5 апреля Ганс опять приходит в спальню, и его отправляют обратно в свою кровать. Я ему говорю: «Покуда ты будешь утром приходить в нашу комнату, страх лошадей не исчезнет». Но он упрямится и отвечает: «Я буду все-таки приходить, пусть и буду бояться». Стало быть, он не хочет, чтобы ему запрещали приходить к маме.

После завтрака мы должны спуститься. Ганс очень этому рад и задумывает вместо того, чтобы остаться, как обычно, у ворот, перейти через улицу во двор, где он довольно часто видел, как играют уличные мальчишки. Я ему говорю, что обрадуюсь, если он перейдет улицу, и пользуюсь поводом, чтобы спросить, почему он боится, когда приходят в движение нагруженные телеги (Б).

Ганс.
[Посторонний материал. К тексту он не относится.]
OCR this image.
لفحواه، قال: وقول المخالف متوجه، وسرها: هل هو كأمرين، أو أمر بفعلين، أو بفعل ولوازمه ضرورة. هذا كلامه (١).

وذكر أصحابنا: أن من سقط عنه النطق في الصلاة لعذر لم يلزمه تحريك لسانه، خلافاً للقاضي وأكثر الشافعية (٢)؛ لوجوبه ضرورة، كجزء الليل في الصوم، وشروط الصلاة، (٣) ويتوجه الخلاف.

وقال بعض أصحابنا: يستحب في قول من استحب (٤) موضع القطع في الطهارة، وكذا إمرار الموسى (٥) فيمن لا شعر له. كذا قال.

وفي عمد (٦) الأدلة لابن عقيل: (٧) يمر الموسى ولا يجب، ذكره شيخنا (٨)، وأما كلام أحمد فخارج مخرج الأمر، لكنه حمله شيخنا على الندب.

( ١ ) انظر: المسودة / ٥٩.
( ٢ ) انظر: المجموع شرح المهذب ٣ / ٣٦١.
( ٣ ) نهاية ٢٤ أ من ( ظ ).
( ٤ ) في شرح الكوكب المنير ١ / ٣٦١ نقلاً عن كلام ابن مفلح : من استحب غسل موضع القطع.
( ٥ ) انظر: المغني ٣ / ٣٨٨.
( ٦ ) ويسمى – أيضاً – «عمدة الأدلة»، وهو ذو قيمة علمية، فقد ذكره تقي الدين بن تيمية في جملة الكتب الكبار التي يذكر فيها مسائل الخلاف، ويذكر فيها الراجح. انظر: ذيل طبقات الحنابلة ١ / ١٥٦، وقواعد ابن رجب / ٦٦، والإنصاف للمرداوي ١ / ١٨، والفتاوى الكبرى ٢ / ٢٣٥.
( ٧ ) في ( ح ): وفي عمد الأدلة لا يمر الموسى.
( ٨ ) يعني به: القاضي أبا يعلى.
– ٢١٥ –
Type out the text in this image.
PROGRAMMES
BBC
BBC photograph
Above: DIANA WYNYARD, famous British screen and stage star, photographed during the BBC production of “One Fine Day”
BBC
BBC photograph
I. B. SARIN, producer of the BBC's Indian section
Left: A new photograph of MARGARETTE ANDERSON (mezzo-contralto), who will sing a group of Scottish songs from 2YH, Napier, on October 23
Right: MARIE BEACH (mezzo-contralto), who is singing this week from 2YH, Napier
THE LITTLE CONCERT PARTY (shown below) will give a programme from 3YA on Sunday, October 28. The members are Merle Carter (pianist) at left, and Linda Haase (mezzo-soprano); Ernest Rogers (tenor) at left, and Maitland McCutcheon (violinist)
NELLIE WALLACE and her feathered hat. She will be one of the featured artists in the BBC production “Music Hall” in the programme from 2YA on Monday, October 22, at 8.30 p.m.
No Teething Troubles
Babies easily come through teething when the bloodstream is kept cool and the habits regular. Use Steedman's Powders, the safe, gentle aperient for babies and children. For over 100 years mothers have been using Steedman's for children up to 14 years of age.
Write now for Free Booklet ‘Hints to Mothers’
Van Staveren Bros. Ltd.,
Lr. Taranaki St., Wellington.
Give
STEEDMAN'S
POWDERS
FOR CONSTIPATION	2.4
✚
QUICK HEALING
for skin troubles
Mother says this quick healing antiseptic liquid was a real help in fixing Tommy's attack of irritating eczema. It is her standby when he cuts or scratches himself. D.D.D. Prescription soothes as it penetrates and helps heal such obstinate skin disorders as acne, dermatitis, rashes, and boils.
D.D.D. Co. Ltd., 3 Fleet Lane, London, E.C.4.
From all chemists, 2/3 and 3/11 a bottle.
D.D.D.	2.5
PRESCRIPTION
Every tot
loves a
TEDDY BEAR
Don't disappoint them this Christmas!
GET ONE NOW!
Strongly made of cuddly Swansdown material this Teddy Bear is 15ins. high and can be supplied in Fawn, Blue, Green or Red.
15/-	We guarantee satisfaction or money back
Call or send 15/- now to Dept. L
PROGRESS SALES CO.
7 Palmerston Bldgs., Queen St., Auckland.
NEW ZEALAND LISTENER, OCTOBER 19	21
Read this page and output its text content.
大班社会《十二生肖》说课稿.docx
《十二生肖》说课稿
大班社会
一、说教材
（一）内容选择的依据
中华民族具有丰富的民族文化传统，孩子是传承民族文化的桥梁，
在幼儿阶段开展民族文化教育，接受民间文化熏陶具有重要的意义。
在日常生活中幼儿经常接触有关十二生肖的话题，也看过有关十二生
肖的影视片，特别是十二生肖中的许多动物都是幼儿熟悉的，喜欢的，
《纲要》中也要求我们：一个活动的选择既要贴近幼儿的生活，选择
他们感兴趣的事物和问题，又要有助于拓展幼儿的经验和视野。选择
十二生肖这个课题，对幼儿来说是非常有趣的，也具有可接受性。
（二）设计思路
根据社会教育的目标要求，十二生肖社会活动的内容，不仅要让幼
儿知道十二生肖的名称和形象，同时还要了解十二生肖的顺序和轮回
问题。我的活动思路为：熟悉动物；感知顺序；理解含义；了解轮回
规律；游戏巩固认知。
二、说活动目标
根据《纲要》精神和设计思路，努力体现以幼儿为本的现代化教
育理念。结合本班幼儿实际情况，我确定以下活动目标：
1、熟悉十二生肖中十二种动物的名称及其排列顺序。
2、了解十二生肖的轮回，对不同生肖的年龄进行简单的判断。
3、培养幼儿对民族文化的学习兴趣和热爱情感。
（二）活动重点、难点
Я боюсь, когда стою у телеги и телега быстро отъезжает, а я стою на ней, хочу оттуда влезть на доску (погрузочную платформу), и я уезжаю вместе с телегой.

Я. А когда телега стоит? Тогда ты не боишься? Почему?

Ганс. Когда телега стоит, я быстро вхожу на нее и перехожу на доску. (Рис. 3.)

Рис. 3


(Стало быть, Ганс собирается перелезть через телегу на погрузочную платформу и боится, что телега уедет, когда он будет на ней стоять.)

Я. Может быть, ты боишься, что если уедешь с телегой, то не приедешь больше домой?

Ганс. О нет; я ведь всегда могу еще приехать к маме – с телегой или на фиакре. Ведь я могу ему также сказать номер дома.

Я. Так чего же ты, собственно, боишься?

Ганс. Я этого не знаю, но профессор это узнает. Ты веришь, что он это узнает?

Я. Почему же ты хочешь перебраться на доску?

Ганс. Потому что я еще никогда там не был, а мне так хотелось бы там побывать, и знаешь почему? Потому что я хотел бы нагружать и разгружать поклажу и лазить по ней. Мне так хочется там полазить. А знаешь, у кого я научился лазить? Мальчишки лазили по тюкам, я это видел, и я тоже хочу это делать.

Его желание не исполнилось, ибо, когда Ганс вновь решается выйти за ворота, несколько шагов по улице вызывают у него слишком большое сопротивление, поскольку во дворе постоянно ездят телеги.

Профессор знает также только то, что эта задуманная игра Ганса с нагруженными телегами должна иметь символическую, замещающую связь с другим желанием, о котором он пока еще ничего не сказал. Но это желание теперь можно было бы сконструировать, если бы это не показалось слишком смелым.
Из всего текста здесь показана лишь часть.